You might recall the old saying, “Good fences make good neighbors,” from studying the Robert Frost poem “Mending Wall” in school. First published in 1914, the iconic work …
You might recall the old saying, “Good fences make good neighbors,” from studying the Robert Frost poem “Mending Wall” in school. First published in 1914, the iconic work explores the notion of walls and fences as protective barriers and instruments of division, as a rueful narrator describes his annual encounter with a crusty neighbor who fends off his musings about whether the stone wall that divides their farm fields serves any useful purpose. “Before I built a wall,” the narrator says, “I’d ask to know / What I was walling in or walling out, / And to whom I was like to give offense.” But his neighbor puts up a metaphorical wall against deeper meanings and can only repeat the old cliché, “Good fences make good neighbors.”
Frost was considering fences that divide people—physically, politically, intellectually, spiritually. However, another kind of fence has entered our vocabulary, a fence that symbolizes not division but proximity, contained in the expression “fenceline community.” It’s a central concept of the environmental justice movement, describing a residential community immediately adjacent to a commercial or industrial site (or multiple sites) that produces noise, traffic, chemical emissions, toxic waste, light pollution and other environmental impacts that damage residents’ health and quality of life. Those effects also destroy property values, making it impossible for homeowners to relocate out of danger.

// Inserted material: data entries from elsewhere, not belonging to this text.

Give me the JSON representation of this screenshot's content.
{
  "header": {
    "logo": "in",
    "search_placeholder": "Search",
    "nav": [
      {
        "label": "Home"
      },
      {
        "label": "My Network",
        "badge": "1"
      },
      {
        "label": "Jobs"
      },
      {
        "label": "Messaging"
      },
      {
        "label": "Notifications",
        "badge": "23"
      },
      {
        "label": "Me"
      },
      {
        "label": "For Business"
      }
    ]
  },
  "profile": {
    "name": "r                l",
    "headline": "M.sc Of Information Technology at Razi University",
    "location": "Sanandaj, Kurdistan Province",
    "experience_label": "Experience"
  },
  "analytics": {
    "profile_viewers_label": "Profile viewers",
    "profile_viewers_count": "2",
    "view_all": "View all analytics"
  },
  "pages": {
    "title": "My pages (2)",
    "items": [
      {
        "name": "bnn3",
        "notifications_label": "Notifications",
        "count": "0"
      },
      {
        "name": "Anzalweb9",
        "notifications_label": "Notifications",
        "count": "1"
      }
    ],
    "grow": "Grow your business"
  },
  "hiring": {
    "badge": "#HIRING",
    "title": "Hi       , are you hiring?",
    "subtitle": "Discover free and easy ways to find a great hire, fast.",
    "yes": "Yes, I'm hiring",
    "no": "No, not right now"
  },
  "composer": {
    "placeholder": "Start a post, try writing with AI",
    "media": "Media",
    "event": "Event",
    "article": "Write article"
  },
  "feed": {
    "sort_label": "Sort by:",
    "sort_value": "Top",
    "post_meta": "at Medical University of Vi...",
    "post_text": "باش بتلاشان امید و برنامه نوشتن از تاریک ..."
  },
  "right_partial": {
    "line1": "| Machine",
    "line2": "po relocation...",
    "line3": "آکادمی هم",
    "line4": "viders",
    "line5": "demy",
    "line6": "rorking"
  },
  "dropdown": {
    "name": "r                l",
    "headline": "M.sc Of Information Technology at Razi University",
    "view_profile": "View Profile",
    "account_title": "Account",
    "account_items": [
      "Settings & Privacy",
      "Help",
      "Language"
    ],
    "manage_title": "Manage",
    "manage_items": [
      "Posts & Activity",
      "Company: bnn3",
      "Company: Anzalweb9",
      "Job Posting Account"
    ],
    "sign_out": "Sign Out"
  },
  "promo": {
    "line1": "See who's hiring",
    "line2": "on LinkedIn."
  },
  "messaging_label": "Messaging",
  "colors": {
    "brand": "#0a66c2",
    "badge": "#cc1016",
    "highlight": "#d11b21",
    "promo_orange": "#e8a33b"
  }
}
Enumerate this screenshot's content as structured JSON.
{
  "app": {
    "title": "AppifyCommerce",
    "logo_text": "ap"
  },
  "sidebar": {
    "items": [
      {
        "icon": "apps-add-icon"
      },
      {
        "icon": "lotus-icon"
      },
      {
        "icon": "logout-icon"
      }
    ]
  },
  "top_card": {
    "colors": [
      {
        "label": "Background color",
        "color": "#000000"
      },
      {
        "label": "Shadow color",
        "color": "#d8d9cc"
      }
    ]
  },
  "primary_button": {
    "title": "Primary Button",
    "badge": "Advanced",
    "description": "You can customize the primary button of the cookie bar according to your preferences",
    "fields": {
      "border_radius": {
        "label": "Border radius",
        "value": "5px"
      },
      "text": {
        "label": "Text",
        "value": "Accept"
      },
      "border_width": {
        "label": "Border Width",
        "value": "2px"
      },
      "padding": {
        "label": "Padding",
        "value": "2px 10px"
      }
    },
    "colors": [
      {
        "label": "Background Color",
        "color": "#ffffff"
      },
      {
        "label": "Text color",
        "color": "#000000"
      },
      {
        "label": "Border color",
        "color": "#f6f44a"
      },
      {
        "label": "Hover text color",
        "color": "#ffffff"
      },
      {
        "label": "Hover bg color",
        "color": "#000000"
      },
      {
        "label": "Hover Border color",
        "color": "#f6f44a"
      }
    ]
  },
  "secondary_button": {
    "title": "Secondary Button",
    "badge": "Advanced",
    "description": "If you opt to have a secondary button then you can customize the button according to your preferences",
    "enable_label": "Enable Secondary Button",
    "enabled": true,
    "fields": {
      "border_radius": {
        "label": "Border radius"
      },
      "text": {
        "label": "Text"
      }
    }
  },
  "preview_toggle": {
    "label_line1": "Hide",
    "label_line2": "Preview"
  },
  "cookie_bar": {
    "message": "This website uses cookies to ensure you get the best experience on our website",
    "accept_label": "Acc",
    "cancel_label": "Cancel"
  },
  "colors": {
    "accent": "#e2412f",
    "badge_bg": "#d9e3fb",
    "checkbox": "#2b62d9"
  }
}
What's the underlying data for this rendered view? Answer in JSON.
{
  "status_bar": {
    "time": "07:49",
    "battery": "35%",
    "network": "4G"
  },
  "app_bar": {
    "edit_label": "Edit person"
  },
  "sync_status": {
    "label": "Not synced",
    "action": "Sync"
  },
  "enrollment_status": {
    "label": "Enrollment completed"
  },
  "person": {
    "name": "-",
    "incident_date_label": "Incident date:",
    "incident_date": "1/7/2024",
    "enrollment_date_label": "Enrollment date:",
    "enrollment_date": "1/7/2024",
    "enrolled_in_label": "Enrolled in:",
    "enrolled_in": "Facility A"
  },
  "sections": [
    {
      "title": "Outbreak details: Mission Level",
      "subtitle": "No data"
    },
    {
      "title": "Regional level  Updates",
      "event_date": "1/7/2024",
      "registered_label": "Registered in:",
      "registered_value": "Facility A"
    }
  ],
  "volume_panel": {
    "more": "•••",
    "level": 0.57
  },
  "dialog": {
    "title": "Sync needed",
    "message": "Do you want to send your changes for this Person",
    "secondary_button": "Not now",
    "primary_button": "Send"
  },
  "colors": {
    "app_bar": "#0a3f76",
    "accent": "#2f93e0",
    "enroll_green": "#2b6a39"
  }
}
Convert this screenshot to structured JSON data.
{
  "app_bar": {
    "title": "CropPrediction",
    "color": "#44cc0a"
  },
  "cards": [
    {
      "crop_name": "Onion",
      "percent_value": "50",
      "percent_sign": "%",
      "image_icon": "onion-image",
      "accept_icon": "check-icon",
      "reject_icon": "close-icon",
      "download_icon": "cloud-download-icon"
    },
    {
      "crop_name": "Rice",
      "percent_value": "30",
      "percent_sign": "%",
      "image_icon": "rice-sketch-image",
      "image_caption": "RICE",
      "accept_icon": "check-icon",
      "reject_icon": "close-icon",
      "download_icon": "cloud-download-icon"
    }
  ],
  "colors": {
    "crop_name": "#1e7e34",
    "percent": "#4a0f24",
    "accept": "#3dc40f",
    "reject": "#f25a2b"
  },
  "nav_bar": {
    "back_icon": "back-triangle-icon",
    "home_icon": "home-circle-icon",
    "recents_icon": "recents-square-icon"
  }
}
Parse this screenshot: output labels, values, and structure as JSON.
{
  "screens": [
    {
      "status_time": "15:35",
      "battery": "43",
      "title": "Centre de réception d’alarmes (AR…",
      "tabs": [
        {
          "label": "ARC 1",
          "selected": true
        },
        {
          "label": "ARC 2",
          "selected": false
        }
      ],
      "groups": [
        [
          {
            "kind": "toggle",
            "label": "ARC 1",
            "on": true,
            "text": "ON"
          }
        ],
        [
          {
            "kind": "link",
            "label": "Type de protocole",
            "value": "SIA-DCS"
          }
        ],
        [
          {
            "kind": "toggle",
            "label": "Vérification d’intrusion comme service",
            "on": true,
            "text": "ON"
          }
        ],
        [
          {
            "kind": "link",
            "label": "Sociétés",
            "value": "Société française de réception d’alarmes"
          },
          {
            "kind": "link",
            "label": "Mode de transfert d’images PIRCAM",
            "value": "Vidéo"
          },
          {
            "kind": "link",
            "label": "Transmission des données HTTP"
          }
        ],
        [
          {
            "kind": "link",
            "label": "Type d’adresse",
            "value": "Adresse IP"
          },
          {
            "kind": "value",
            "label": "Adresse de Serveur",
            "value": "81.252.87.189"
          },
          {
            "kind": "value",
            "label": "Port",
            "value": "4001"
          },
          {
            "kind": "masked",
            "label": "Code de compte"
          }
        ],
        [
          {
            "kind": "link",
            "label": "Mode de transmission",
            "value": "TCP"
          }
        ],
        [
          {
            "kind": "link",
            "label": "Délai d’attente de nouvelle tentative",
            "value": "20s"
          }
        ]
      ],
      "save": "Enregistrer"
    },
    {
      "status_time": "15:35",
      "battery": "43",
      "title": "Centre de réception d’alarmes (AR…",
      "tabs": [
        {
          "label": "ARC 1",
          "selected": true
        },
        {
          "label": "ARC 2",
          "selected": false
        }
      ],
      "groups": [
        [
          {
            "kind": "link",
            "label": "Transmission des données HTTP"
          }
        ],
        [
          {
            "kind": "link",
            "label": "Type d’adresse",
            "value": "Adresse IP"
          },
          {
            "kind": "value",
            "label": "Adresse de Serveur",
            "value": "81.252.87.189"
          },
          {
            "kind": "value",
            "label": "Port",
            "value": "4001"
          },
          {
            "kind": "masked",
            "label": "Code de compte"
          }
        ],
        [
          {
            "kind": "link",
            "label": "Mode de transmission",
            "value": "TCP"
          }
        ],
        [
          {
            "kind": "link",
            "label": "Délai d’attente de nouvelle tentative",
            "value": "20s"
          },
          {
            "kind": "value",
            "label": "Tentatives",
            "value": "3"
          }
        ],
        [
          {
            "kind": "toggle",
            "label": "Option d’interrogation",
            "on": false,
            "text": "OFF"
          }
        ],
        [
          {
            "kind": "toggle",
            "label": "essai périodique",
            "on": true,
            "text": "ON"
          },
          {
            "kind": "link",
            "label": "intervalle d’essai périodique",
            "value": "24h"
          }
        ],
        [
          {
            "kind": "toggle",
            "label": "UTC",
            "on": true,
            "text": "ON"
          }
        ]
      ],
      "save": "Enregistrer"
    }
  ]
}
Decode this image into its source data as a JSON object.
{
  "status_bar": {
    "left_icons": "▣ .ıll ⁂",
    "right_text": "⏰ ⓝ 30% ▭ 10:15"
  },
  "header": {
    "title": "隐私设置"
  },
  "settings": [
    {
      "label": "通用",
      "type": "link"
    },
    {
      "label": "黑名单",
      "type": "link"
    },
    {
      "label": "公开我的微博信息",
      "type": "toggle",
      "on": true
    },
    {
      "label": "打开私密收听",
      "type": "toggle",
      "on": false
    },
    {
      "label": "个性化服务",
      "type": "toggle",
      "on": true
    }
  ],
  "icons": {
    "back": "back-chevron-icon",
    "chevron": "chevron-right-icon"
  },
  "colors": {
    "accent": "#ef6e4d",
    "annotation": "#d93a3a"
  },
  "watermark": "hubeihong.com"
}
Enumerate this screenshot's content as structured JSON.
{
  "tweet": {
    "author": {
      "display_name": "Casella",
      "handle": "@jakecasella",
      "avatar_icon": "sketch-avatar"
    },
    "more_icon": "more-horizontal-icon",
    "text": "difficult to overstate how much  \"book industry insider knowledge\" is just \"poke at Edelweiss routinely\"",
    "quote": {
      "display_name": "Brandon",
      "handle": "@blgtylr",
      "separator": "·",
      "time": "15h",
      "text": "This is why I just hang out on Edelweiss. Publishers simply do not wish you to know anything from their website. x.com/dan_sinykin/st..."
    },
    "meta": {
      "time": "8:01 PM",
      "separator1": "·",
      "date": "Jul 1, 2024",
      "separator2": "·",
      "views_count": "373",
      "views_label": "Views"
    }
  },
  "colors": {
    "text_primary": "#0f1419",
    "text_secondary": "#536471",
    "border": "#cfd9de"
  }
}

Historically, the residents of fenceline communities are disproportionately African-American, Latino and low-income, a fact confirmed by a strong body of research, starting with a 1983 study by the Government Accounting Office. The study found that three out of four hazardous waste landfills in the U.S. were located in communities of color with average incomes below the poverty line. In 1987, the United Church of Christ Committee on Racial Injustice found that 15 million Black Americans and 8 million Latinos lived in counties with at least one abandoned or uncontrolled toxic waste site. According to the 2018 research report Life at the Fenceline: Understanding Cumulative Health Hazards in Environmental Justice Communities, 39 percent or roughly 124 million Americans live within three miles of one of the nearly 12,500 high-risk chemical facilities in the U.S. Further, the vulnerability zones for these industrial and commercial sites—where homes, schools, nursing homes, medical facilities and workplaces are located—can extend up to 25 miles in radius.
In the years since the groundbreaking GAO Report, numerous grassroots community groups, regional networks and legal clinics have sprung up to help affected communities oppose harmful projects and to lobby for legal protections at the state and federal level. Today, the movement also recognizes the pioneering role played by Reverend Martin Luther King Jr. in awakening our awareness of the ways that racial equity, economic and political justice, safe housing and working conditions, and access to health care are all related and encompassed within the concept of civil rights. The watershed event in this process of realization is the Memphis Sanitation Strike of 1968. There, Dr. King’s leadership helped connect issues of racial discrimination and unequal pay with recognition of sanitation workers’ extremely hazardous working conditions associated with waste disposal, lack of protective gear and the broader harms to their families and communities. Today, Dr. King’s larger and more visionary conception of civil rights is credited as a catalyst for the environmental justice movement.
Environmental justice is now intertwined with climate justice as we recognize that, just as communities of color and low-income communities have historically been subjected to a higher level of toxic pollution and an indifferent record of environmental enforcement, their status as fenceline communities makes them more vulnerable to the impacts of climate change. Economic barriers make them less likely to benefit from equal investment and assistance as we transition to renewable energy and a fossil-free economy. The expansive concept of civil rights, as propounded by Dr. King, is central to effective climate action, embodied in the concepts of climate protections for all communities, and a just transition to new technologies that preserves workers’ rights and strives to ensure that investment benefits, as well as climate burdens, are shared equitably.